Boundaries are always important – and never more so than at Christmas

“One thing to be aware of is… to set proper boundaries with your family,” advises Juliette Karaman, founder of Feel Fully You. So, before that big gathering, “explain to them that constant questioning and teasing about your single status affects you and [tell them] that if they are going to continue to do so you will remove yourself from the situation. This is a boundary with a firm consequence – it protects you and gives them very clear guidelines as to what you will and will not accept.”

Be honest

On a similar note, if a recent break-up is a trigger point for you, says mindset coach Rebecca Barr of The Femalepreneur Coach, then tell your family that you do not wish to speak about it. “They should back off accordingly – if not, you have to protect your energy and your sanity first, so do not be afraid to remove yourself from an uncomfortable situation. Not everyone gets to have access to you if they are not respectful of your feelings, even if they are family.” 

See the other side

Barr also recommends reminding yourself that “your family’s concern comes from an unconscious belief that in order to be happy, you have to be in a relationship”. It’s what society has drummed into us for centuries, even “dating back to caveman days [when] relationships led to safety which equals survival”.     

Don’t get defensive

It’s all too easy to retreat into your shell when faced with a barrage of questions or to snap back with a justification (either way, you’ll inevitably think of a snappier riposte when you’re washing your hair the next morning). “Don’t feel the pressure to justify your position or become defensive,” Barr says.”Assert your boundaries as to what you feel comfortable sharing and deflect back questions that you feel are overstepping and downright nosy.”
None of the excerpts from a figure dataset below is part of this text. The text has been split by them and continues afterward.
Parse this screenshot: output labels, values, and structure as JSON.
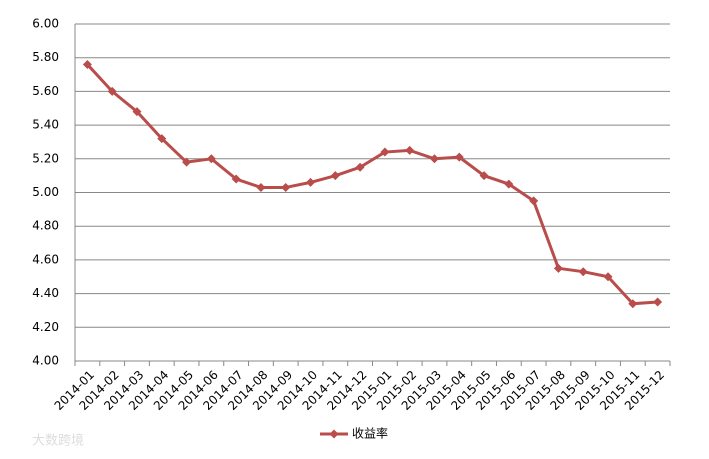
{
  "chart_data": {
    "type": "line",
    "categories": [
      "2014-01",
      "2014-02",
      "2014-03",
      "2014-04",
      "2014-05",
      "2014-06",
      "2014-07",
      "2014-08",
      "2014-09",
      "2014-10",
      "2014-11",
      "2014-12",
      "2015-01",
      "2015-02",
      "2015-03",
      "2015-04",
      "2015-05",
      "2015-06",
      "2015-07",
      "2015-08",
      "2015-09",
      "2015-10",
      "2015-11",
      "2015-12"
    ],
    "series": [
      {
        "name": "收益率",
        "color": "#b94d4b",
        "values": [
          5.76,
          5.6,
          5.48,
          5.32,
          5.18,
          5.2,
          5.08,
          5.03,
          5.03,
          5.06,
          5.1,
          5.15,
          5.24,
          5.25,
          5.2,
          5.21,
          5.1,
          5.05,
          4.95,
          4.55,
          4.53,
          4.5,
          4.34,
          4.35
        ]
      }
    ],
    "ylim": [
      4,
      6
    ],
    "yticks": [
      {
        "value": 4,
        "label": "4.00"
      },
      {
        "value": 4.2,
        "label": "4.20"
      },
      {
        "value": 4.4,
        "label": "4.40"
      },
      {
        "value": 4.6,
        "label": "4.60"
      },
      {
        "value": 4.8,
        "label": "4.80"
      },
      {
        "value": 5,
        "label": "5.00"
      },
      {
        "value": 5.2,
        "label": "5.20"
      },
      {
        "value": 5.4,
        "label": "5.40"
      },
      {
        "value": 5.6,
        "label": "5.60"
      },
      {
        "value": 5.8,
        "label": "5.80"
      },
      {
        "value": 6,
        "label": "6.00"
      }
    ],
    "grid": true,
    "legend": "bottom",
    "watermark": "大数跨境"
  }
}
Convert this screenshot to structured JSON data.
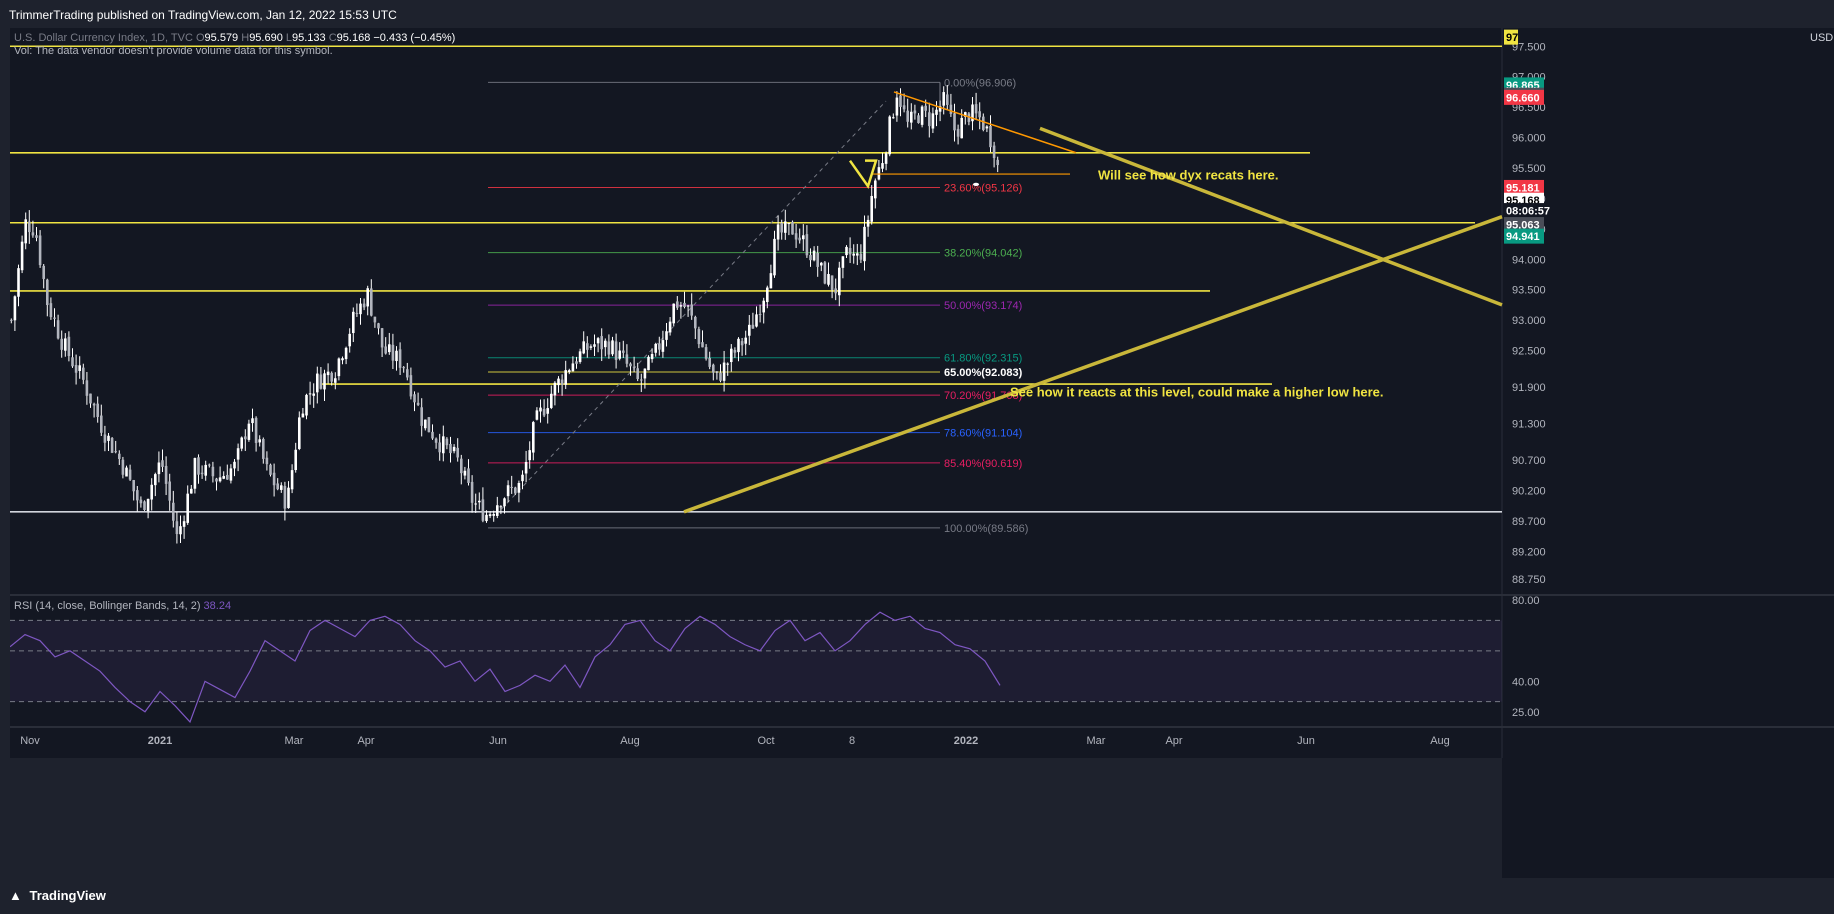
{
  "header": {
    "published": "TrimmerTrading published on TradingView.com, Jan 12, 2022 15:53 UTC"
  },
  "footer": {
    "brand": "TradingView",
    "logo_icon": "tradingview-logo-icon"
  },
  "legend": {
    "symbol": "U.S. Dollar Currency Index, 1D, TVC",
    "o_label": "O",
    "o_value": "95.579",
    "h_label": "H",
    "h_value": "95.690",
    "l_label": "L",
    "l_value": "95.133",
    "c_label": "C",
    "c_value": "95.168",
    "change": "−0.433 (−0.45%)",
    "vol_note": "Vol: The data vendor doesn't provide volume data for this symbol."
  },
  "colors": {
    "background": "#131722",
    "frame": "#1e222d",
    "level_line": "#f0e442",
    "trend_line": "#c9b73a",
    "rsi_line": "#7e57c2",
    "up_down_candle": "#ffffff"
  },
  "chart_data": {
    "type": "candlestick",
    "symbol": "DXY",
    "price_axis": {
      "currency": "USD",
      "tick_labels": [
        "97.500",
        "97.000",
        "96.500",
        "96.000",
        "95.500",
        "95.000",
        "94.500",
        "94.000",
        "93.500",
        "93.000",
        "92.500",
        "91.900",
        "91.300",
        "90.700",
        "90.200",
        "89.700",
        "89.200",
        "88.750"
      ],
      "ylim": [
        88.5,
        97.8
      ]
    },
    "time_axis": {
      "labels": [
        "Nov",
        "2021",
        "Mar",
        "Apr",
        "Jun",
        "Aug",
        "Oct",
        "8",
        "2022",
        "Mar",
        "Apr",
        "Jun",
        "Aug"
      ]
    },
    "price_badges": [
      {
        "text": "97",
        "bg": "#f0e442",
        "fg": "#000000",
        "price": 97.65
      },
      {
        "text": "96.865",
        "bg": "#089981",
        "fg": "#ffffff",
        "price": 96.865
      },
      {
        "text": "96.696",
        "bg": "#4a4e58",
        "fg": "#ffffff",
        "price": 96.696
      },
      {
        "text": "96.660",
        "bg": "#f23645",
        "fg": "#ffffff",
        "price": 96.66
      },
      {
        "text": "95.181",
        "bg": "#f23645",
        "fg": "#ffffff",
        "price": 95.18
      },
      {
        "text": "95.168",
        "bg": "#ffffff",
        "fg": "#000000",
        "price": 94.97
      },
      {
        "text": "08:06:57",
        "bg": "#131722",
        "fg": "#ffffff",
        "price": 94.8
      },
      {
        "text": "95.063",
        "bg": "#4a4e58",
        "fg": "#ffffff",
        "price": 94.57
      },
      {
        "text": "94.941",
        "bg": "#089981",
        "fg": "#ffffff",
        "price": 94.38
      }
    ],
    "fibonacci": [
      {
        "label": "0.00%(96.906)",
        "ratio": 0.0,
        "color": "#787b86"
      },
      {
        "label": "23.60%(95.126)",
        "ratio": 0.236,
        "color": "#f23645"
      },
      {
        "label": "38.20%(94.042)",
        "ratio": 0.382,
        "color": "#4caf50"
      },
      {
        "label": "50.00%(93.174)",
        "ratio": 0.5,
        "color": "#9c27b0"
      },
      {
        "label": "61.80%(92.315)",
        "ratio": 0.618,
        "color": "#089981"
      },
      {
        "label": "65.00%(92.083)",
        "ratio": 0.65,
        "color": "#f0e442"
      },
      {
        "label": "70.20%(91.708)",
        "ratio": 0.702,
        "color": "#e91e63"
      },
      {
        "label": "78.60%(91.104)",
        "ratio": 0.786,
        "color": "#2962ff"
      },
      {
        "label": "85.40%(90.619)",
        "ratio": 0.854,
        "color": "#e91e63"
      },
      {
        "label": "100.00%(89.586)",
        "ratio": 1.0,
        "color": "#787b86"
      }
    ],
    "horizontal_levels": [
      97.5,
      95.75,
      94.6,
      93.48,
      91.95,
      89.85
    ],
    "annotations": [
      {
        "text": "Will see how dyx recats here.",
        "price": 95.38
      },
      {
        "text": "See how it reacts at this level, could make a higher low here.",
        "price": 91.81
      }
    ],
    "candle_anchors": [
      [
        0,
        93.0
      ],
      [
        14,
        94.6
      ],
      [
        24,
        94.5
      ],
      [
        36,
        93.3
      ],
      [
        52,
        92.6
      ],
      [
        72,
        92.0
      ],
      [
        92,
        91.2
      ],
      [
        112,
        90.6
      ],
      [
        130,
        89.9
      ],
      [
        150,
        90.7
      ],
      [
        166,
        89.4
      ],
      [
        184,
        90.6
      ],
      [
        206,
        90.4
      ],
      [
        224,
        90.6
      ],
      [
        238,
        91.4
      ],
      [
        256,
        90.5
      ],
      [
        276,
        90.0
      ],
      [
        290,
        91.6
      ],
      [
        306,
        92.0
      ],
      [
        324,
        92.2
      ],
      [
        342,
        93.0
      ],
      [
        356,
        93.45
      ],
      [
        372,
        92.5
      ],
      [
        392,
        92.3
      ],
      [
        410,
        91.4
      ],
      [
        428,
        91.0
      ],
      [
        446,
        90.7
      ],
      [
        462,
        90.0
      ],
      [
        476,
        89.8
      ],
      [
        490,
        90.1
      ],
      [
        510,
        90.3
      ],
      [
        524,
        91.3
      ],
      [
        540,
        91.8
      ],
      [
        560,
        92.3
      ],
      [
        580,
        92.6
      ],
      [
        598,
        92.6
      ],
      [
        614,
        92.3
      ],
      [
        628,
        91.95
      ],
      [
        646,
        92.5
      ],
      [
        664,
        93.3
      ],
      [
        676,
        93.2
      ],
      [
        690,
        92.6
      ],
      [
        704,
        92.0
      ],
      [
        720,
        92.4
      ],
      [
        738,
        92.8
      ],
      [
        752,
        93.4
      ],
      [
        766,
        94.4
      ],
      [
        782,
        94.5
      ],
      [
        796,
        94.2
      ],
      [
        810,
        93.8
      ],
      [
        824,
        93.5
      ],
      [
        836,
        94.1
      ],
      [
        848,
        94.0
      ],
      [
        856,
        94.6
      ],
      [
        862,
        95.2
      ],
      [
        872,
        95.7
      ],
      [
        880,
        96.3
      ],
      [
        886,
        96.8
      ],
      [
        896,
        96.2
      ],
      [
        908,
        96.4
      ],
      [
        920,
        96.3
      ],
      [
        932,
        96.6
      ],
      [
        944,
        96.1
      ],
      [
        958,
        96.4
      ],
      [
        970,
        96.3
      ],
      [
        982,
        95.9
      ],
      [
        990,
        95.2
      ]
    ],
    "rsi": {
      "label": "RSI (14, close, Bollinger Bands, 14, 2)",
      "value": "38.24",
      "ticks": [
        "80.00",
        "40.00",
        "25.00"
      ],
      "ylim": [
        18,
        82
      ],
      "bands": [
        70,
        55,
        30
      ],
      "values": [
        57,
        63,
        60,
        52,
        55,
        50,
        45,
        37,
        30,
        25,
        35,
        28,
        20,
        40,
        36,
        32,
        45,
        60,
        55,
        50,
        65,
        70,
        66,
        62,
        70,
        72,
        68,
        60,
        55,
        47,
        50,
        40,
        46,
        35,
        38,
        43,
        40,
        48,
        37,
        52,
        58,
        68,
        70,
        60,
        55,
        66,
        72,
        68,
        62,
        58,
        55,
        65,
        70,
        60,
        64,
        55,
        60,
        68,
        74,
        70,
        72,
        66,
        64,
        58,
        56,
        50,
        38
      ]
    }
  }
}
“You do not have to justify your singleness to anyone,” Cadmus agrees. “The way to deal with [these questions] is by politely saying you are focused on other things.” It might be easier said than done, but confidence is key here. 

“Your family will respond to your energy,” Barr adds. “If you are happy to be single (and do not want to be set up on blind dates by distant family members, thank you very much) then relay that decision with confidence. If they feel a sense of uncertainty or unhappiness, they will feel the need to rush in and offer solutions to your ‘problem’.” 

Take time to focus on yourself

Take time for self-care at Christmas

When Christmas rolls around, bringing with it packed schedules and late nights, it can be easy to neglect the things you love doing and skimp on self-care, but you’re more likely to feel that confidence in yourself if you make time for these activities. “My biggest advice is always to find things you love that make you secure about yourself,” Karaman says. “Try to spend time with yourself, and you will see that your happiness doesn’t depend on someone else.”